Improved access to judicial opinions.

This topic merits (and has received) considerable attention in its own right, but it is worth noting that the type of research described in this paper is significantly inhibited by the commercial control of the distribution of legal opinions. While the author was able to find a suitable corpus of legal materials for research purposes, the method described cannot be used for actual legal research without the availability of a comprehensive and current legal database. Furthermore, much of the time spent during implementation was devoted to parsing and resolving citations – work which unfortunately must be replicated by any researcher interested in analyzing the rich relationships between legal opinions encoded in the network of citation and co-citation. While projects such as CourtListener.com and the Free Law Project have made progress toward making this public domain information public, much work remains to be done. A complete solution to the commercial control of legal opinions would include the following requirements:

  1. Comprehensive, current coverage. So long as sites such as courtlistener.com have only partial coverage (measured both temporally and geographically), they cannot support the creation of innovative tools beyond the proof of concept stage.
  2. Bulk-downloadable. Courtlistener.com is laudable for allowing bulk downloads of its growing corpus of legal opinions, a feature that distinguishes it from the free availability of opinions on sites such as Google Scholar. Any solution to the general problem of public availability of legal data should allow complete programmatic access to the data to enable researchers and entrepreneurs to innovate on top of the dataset.
  3. Available for commercial and non-commercial use. Because the most useful innovations in legal research tools are likely to be motivated and backed by profit-seeking entrepreneurs and investors, these contributions will be accelerated by reducing the obstacles to entry for startups.
  4. Includes citation information. Finally, in order to leverage the connections between legal opinions, which are integral to the common law system, it must be possible to resolve these links using publicly available information. Currently, while many courts publish their opinions online, because they are not annotated with their reporter location, it is not possible to analyze these opinions as part of a broader network. The straightforward solution to this problem, going forward, is to abandon the system of citing to hard-bound “reporters,” publish each opinion with a Uniform Resource Identifier (URI), and cite to the same. Just as the text of legal opinions is public-domain, so are the connections between those opinions. The latter cannot be unlocked for the public, however, so long as the method of identifying opinions is mediated through a proprietary publishing system.

VII. Conclusion

Analyzing the pattern of quotations from one opinion to another provides, at a minimum, an easy-to-automate method of identifying the key passages contained within an opinion. This result may provide the basis for further innovation on improved tools for legal researchers as well as a cost-effective replacement for headnotes for legal research startups. The methods described in this paper are simple and were implemented in a few weeks by an amateur programmer. To the extent they are novel, they highlight how much innovation remains to be done in the area of legal research – innovation which would be vastly accelerated by providing researchers and entrepreneurs with unrestricted access to the law.

 

[1] http://www.lawprop.co/. This site is publicly available as of June 2015, but may be taken down in the future.

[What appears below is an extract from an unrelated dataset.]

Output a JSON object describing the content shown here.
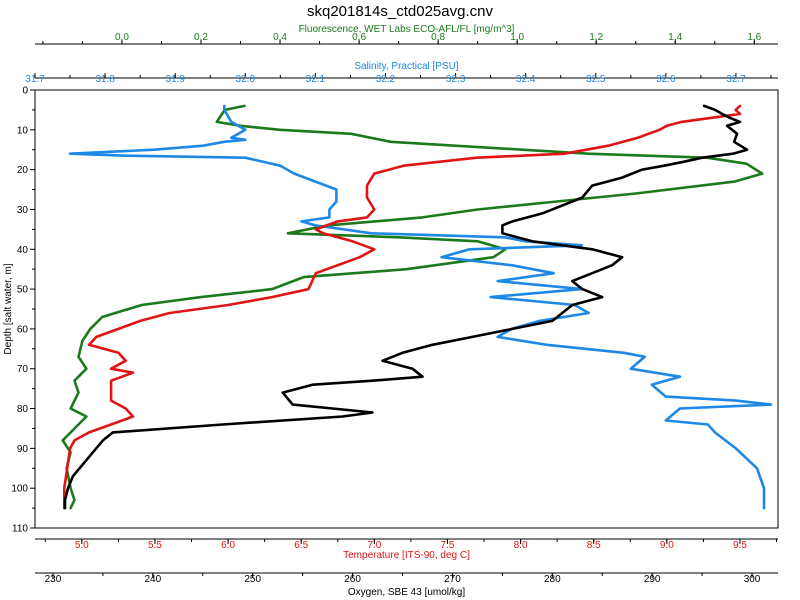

[2] This idea was inspired by Pablo Arredondo’s project at http://www.wellsettled.com/.

[3] B. Gipp and J. Beel. Citation Proximity Analysis (CPA) – A new approach for identifying related work based on Co-Citation Analysis. In B. Larsen and J. Leta, editors, Proceedings of the 12th International Conference on Scientometrics and Informetrics (ISSI’09), volume 2, pages 571–575, Rio de Janeiro (Brazil), July 2009. International Society for Scientometrics and Informetrics. ISSN 2175-1935.